4. Help Your Buddies
Make no mistake, you will be in self-preservation mode during Hell Week, focused almost 100 percent on surviving your ideal. Well, do not let that stop you from encouraging your buddies, and taking strength from their continued success. You want them to make it, too, after all, and you can all encourage each other to succeed. There is power in your collective suffering, and they need you as much as you will need them. Save at least 10 percent of your effort to help your buddies make it through.
5. Overcome Your Aversion to Same-Sex Snuggling
Assuming that you even have such an aversion, get passed it. You will fall to such profound depths of cold despair, that any source of warmth will help you hold on, and ride it out. I spooned my swim buddy, I was peed on as we all huddled on the pool deck in the dead of night, and I hugged men tight in the surf zone to both stay warm and keep from washing away. Just do what it takes.
6. Embrace the Suck
This is a mental game, but one that works. Imbibe your suffering. Drink it in, and relish it. Tell yourself that you will probably never know a similar type of hell ever again. Allow it to wash over you, and take pride in how much pain you can endure. Tell yourself that one day you will tell your children about it, that it will set you apart from most of the rest of society, and that you will have the resulting glory, forever, if you make it through. That is a powerful motivating force and one that can help carry you through. Be the man (or woman) that can survive hell, and come through on the other side.
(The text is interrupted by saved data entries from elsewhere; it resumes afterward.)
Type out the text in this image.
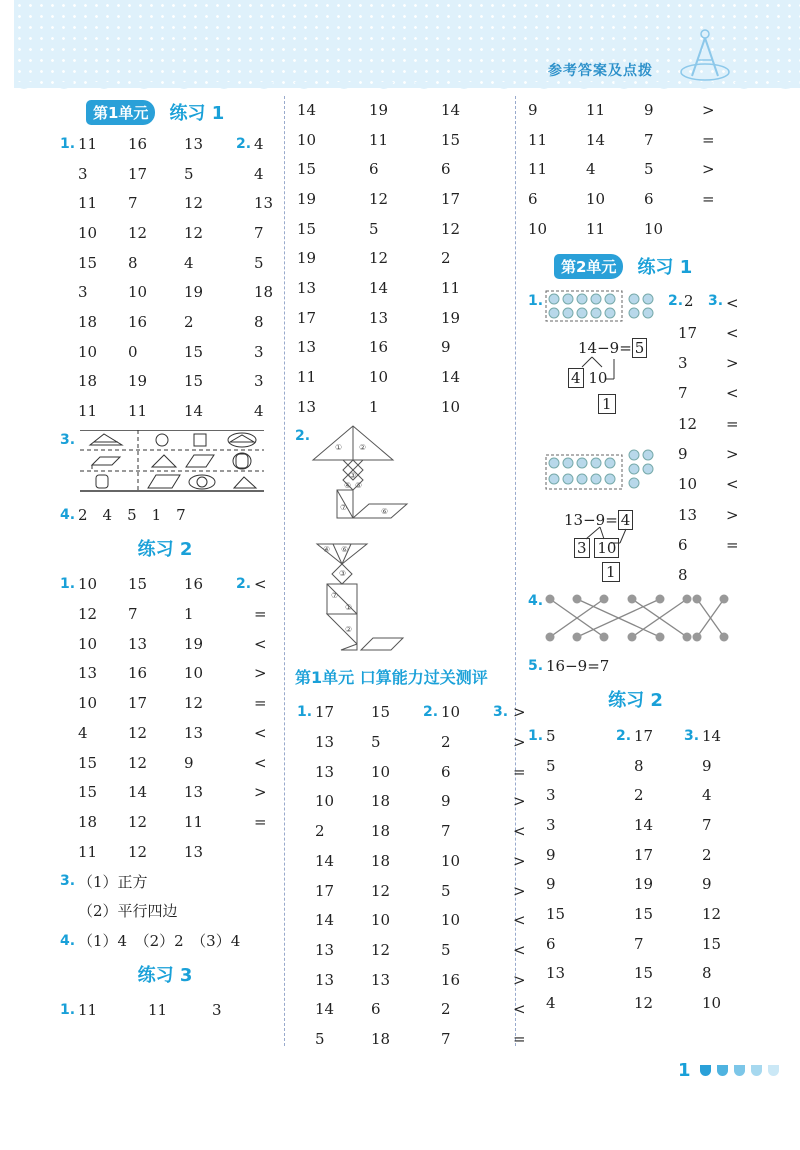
参考答案及点拨
第1单元	练习 1
1. 11	16	13	2. 4
3	17	5	4
11	7	12	13
10	12	12	7
15	8	4	5
3	10	19	18
18	16	2	8
10	0	15	3
18	19	15	3
11	11	14	4
3.
4. 2　4　5　1　7
练习 2
1. 10	15	16	2. <
12	7	1	=
10	13	19	<
13	16	10	>
10	17	12	=
4	12	13	<
15	12	9	<
15	14	13	>
18	12	11	=
11	12	13
3. （1）正方
（2）平行四边
4. （1）4　（2）2　（3）4
练习 3
1. 11	11	3
14	19	14
10	11	15
15	6	6
19	12	17
15	5	12
19	12	2
13	14	11
17	13	19
13	16	9
11	10	14
13	1	10
2.
① ②
③
④ ⑤
⑦	⑥
④ ⑥
③
⑦
①
②
第1单元 口算能力过关测评
1. 17	15	2. 10	3. >
13	5	2	>
13	10	6	=
10	18	9	>
2	18	7	<
14	18	10	>
17	12	5	>
14	10	10	<
13	12	5	<
13	13	16	>
14	6	2	<
5	18	7	=
9	11	9	>
11	14	7	=
11	4	5	>
6	10	6	=
10	11	10
第2单元	练习 1
1.	2. 2 3. <
17	<
3	>
7	<
12	=
9	>
10	<
13	>
6	=
8
14−9= 5
4 10
1
13−9= 4
3 10
1
4.
5. 16−9=7
练习 2
1. 5	2. 17	3. 14
5	8	9
3	2	4
3	14	7
9	17	2
9	19	9
15	15	12
6	7	15
13	15	8
4	12	10
1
7. Daydream About What You Will Do When You Finish Hell Week
Now, granted, this will pretty much boil down to eating and sleeping — the two most glorious things you will ever experience post-Hell Week. That will be enough, though. Fantasize about the meal you will eat; that you will have earned. Imagine yourself lying in bed for 24 continuous hours watching television buried under the covers, in the darkness. Live for the comfort you will feel when it is all over.
8. Give It All You Have
Unfortunately, Hell Week is about more than surviving, and you will also have to prove you belong. You will have to make an effort, and show the instructors that you are not just riding it out. If they sense that from you, your Hell Week will become much worse. They need to see you trying, making an effort, and doing your best. Plus, you might win some races, and get to sleep for five minutes. It will be worth it.
9. Steal Rest and Comfort, When You Can
This goes along with the Snickers bar incident, above. If you have the chance to sneak a break, or warmth, or a snack, or any kind of comfort, you take it. Maybe you get caught and are punished by the instructors, but deep down, they will admire you for trying. There is an old saying that floats around BUD/S, “If you ain’t cheating, you ain’t trying.” Just don’t get caught.
10. Whatever You Do, Do Not Quit
It is as simple as this… assuming you can avoid coming down with a flesh-eating bacteria or pneumonia, like one of my classmates did — twice — in two separate previous Hell Weeks (he ended up making it through ours). Again, tell yourself that short of a debilitating injury or medical condition, you are making it through. No amount of cold, tiredness, pain, discomfort, or chaffing will keep you from succeeding. Make it your mission in life to finish, and you might just do it.